Petraeus has previously been hailed as a hero for his success in Iraq and is seen by many as Obama's best hope of turning around the conflict in Afghanistan.

"Petraeus might try similar approaches in Afghanistan, but it's very different to Iraq, which he knows," Colonel Kemp said. The two central issues are avoiding civilian deaths and keeping up the soldiers' morale, he added.

In his speech today, Petraeus said the decisive terrain in a counterinsurgency is the human terrain, "and therefore you much do everything humanly possible to protect the population, and indeed, again, to reduce the loss of innocent civilian life".

He said the rules of engagement did not need to be changed, but rather, he would look at the way the rules were applied.

"There are concerns among the ranks of some of our troopers on the ground that some of the processes have become a bit too bureaucratic," he said.

The allied forces would need to look "very hard at how the rules are implemented and ensure that there is even implementation across all units," he added.

Colonel Kemp said he had heard similar complaints from soldiers – whose operations were hampered by the bureaucracy of wading their way through tiers of command in order to gain permission to use certain weapons, for example.

"It is understandable (to go through multiple chains of command) as they are trying to avoid mistakes being made," Col Kemp said. "But there has to be a balance – over bureaucratise and the delays build, by which time it's too late to act."

Soldiers' morale is key to the fight. "You cannot just expect a soldier to take a pounding – and then give nothing back. We can't have things so restrictive that soldiers' can’t protect themselves," he said.

Military commanders do have a tendency to impose their own extra safety levels, adding to the bureaucracy, Col Kemp said.

With the campaign in Afghanistan suffering its bloodiest month on record during June - at least 102 allied deaths during the month - Petraeus acknowledged support amid growing public fears for the course of the war.

"It was very heartening to hear the support that was voiced there (North Atlantic Council) even as we know the very difficult times that we have seen in Afghanistan, where there has without question been tough fighting and where there have been tough casualties, although where there have also been areas of progress in recent weeks and recent months, and where we are determined to achieve further progress in the course of the months ahead," he said.

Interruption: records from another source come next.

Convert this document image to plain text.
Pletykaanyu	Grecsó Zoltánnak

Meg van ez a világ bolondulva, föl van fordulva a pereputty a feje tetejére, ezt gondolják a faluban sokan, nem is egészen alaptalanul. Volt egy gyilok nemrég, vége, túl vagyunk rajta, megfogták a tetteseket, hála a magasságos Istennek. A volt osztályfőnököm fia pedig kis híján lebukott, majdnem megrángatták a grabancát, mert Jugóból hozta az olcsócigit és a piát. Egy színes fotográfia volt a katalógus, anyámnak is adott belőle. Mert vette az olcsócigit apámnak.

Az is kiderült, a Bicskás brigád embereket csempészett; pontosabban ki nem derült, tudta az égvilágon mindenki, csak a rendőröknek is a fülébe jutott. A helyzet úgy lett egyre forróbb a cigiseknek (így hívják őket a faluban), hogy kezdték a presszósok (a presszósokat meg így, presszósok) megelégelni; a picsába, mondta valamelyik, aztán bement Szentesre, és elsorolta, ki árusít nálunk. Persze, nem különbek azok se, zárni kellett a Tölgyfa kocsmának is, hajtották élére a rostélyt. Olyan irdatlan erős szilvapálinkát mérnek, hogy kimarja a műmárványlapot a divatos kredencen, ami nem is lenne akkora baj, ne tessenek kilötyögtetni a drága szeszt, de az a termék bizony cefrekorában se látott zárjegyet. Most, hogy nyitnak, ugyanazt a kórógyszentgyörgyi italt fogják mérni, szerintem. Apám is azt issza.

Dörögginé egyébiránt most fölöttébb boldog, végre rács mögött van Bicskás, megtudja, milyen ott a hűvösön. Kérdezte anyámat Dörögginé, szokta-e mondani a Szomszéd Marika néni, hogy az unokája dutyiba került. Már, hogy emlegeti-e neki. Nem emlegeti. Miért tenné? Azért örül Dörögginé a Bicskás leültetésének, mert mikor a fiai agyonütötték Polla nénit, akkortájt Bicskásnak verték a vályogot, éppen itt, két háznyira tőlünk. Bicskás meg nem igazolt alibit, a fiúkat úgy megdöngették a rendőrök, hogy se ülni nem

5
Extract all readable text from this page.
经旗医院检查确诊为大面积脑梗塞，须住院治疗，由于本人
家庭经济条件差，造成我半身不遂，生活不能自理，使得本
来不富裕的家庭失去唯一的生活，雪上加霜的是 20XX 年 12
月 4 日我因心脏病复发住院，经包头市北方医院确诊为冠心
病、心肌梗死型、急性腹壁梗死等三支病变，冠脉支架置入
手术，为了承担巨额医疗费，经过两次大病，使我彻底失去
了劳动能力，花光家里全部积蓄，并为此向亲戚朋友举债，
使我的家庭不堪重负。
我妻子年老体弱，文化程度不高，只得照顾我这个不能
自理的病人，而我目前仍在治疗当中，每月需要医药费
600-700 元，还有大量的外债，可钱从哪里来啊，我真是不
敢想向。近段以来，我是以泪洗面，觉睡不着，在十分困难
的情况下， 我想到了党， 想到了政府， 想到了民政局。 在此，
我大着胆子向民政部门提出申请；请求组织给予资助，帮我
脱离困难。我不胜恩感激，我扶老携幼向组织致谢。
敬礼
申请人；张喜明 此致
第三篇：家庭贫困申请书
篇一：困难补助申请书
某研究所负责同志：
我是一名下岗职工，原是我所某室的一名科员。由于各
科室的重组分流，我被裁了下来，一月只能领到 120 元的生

Nato secretary-general Anders Fogh Rasmussen promised to stay committed for "as long as it takes to finish our job".

He added: "Obviously, that is not forever. Our mission will end when the Afghans are capable to secure and govern the country themselves."

Petraeus was unanimously voted in by the US Senate as the new Afghan commander. US troops now account for two-thirds of the 122,000 strong force in Afghanistan.